When you use ipu_compiler.compile
, you force everything inside the compile
call to be compiled into a single XLA graph. If you don’t use
ipu_compiler.compile
, then the results depend on the XLA scheduler, which
will combine or split up parts of the TensorFlow graph as it sees fit, creating
many arbitrary distinct XLA graphs. If you do not use ipu_compiler.compile
,
expect to see a larger number of XLA graphs generated. Please note, there is no guarantee your
compiled op will only produce one XLA graph. Sometimes others are created for
operations such as casting.
The following description provides a break down of the names of the generated files.
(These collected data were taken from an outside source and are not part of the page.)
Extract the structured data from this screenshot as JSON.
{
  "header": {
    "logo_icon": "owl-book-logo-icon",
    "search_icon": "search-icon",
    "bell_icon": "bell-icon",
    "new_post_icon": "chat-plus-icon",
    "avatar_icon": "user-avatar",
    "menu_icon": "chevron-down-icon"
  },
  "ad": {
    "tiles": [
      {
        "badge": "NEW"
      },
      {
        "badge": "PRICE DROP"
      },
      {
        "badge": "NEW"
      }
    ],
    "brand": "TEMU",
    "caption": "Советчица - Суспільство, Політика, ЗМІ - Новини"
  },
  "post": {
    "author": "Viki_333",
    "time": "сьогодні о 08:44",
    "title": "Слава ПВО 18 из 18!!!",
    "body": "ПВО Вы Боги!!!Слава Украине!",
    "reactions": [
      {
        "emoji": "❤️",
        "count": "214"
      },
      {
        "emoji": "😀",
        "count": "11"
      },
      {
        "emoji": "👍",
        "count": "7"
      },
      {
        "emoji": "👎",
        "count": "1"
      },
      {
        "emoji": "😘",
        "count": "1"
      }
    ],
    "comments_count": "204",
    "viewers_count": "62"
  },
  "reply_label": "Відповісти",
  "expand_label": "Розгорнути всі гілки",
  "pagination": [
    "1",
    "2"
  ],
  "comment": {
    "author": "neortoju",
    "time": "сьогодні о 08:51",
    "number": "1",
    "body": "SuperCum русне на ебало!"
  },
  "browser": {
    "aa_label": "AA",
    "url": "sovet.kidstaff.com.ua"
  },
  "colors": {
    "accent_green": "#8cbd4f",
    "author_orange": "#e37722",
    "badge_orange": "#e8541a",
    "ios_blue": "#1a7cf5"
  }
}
These are of the general form:
module_XXXX.YYYY.IPU.after_allocation-finder.before_forward-allocation.dot
There is always a
module_
prefix, which indicates that this is the graph for an HLO Module.The first
XXXX
is the HLO module’s unique ID, generated by XLA.There is no guarantee about the spacing between IDs, only that they are unique and increasing.
To understand the rest of the name,
YYYY.IPU.......dot
, we need to understand that the XLA graph is operated on by multiple different HLO passes, each modifying the XLA graph by optimizing, shuffling or otherwise rewriting it. After these passes, the graph is then lowered to Poplar. There are some TensorFlow native HLO passes, and there are some IPU specific ones.When dumping the XLA graphs, we can render the XLA graph before and after any HLO pass (for example, to see the effect of that pass on the graph) by supplying the argument
--xla_dump_hlo_pass_re=xxxx
, wherexxxx
is a regular expression describing which passes you want. TensorFlow will then render the XLA graph before and after every pass whose name matches that regex. For example, if you wanted to see the effect of every XLA HLO IPU pass involving while loops, you could use--xla_dump_hlo_pass_re=*While*
.The number
YYYY
is simply an ID related to the order in which these graphs are generated.Finally, the passes which the graph was “between” when it was rendered are appended to the filename.
The
before_optimizations
graph is always rendered if dumping XLA.The HLO modules have CamelCase class names by convention. For the file names, these are converted to snake_case.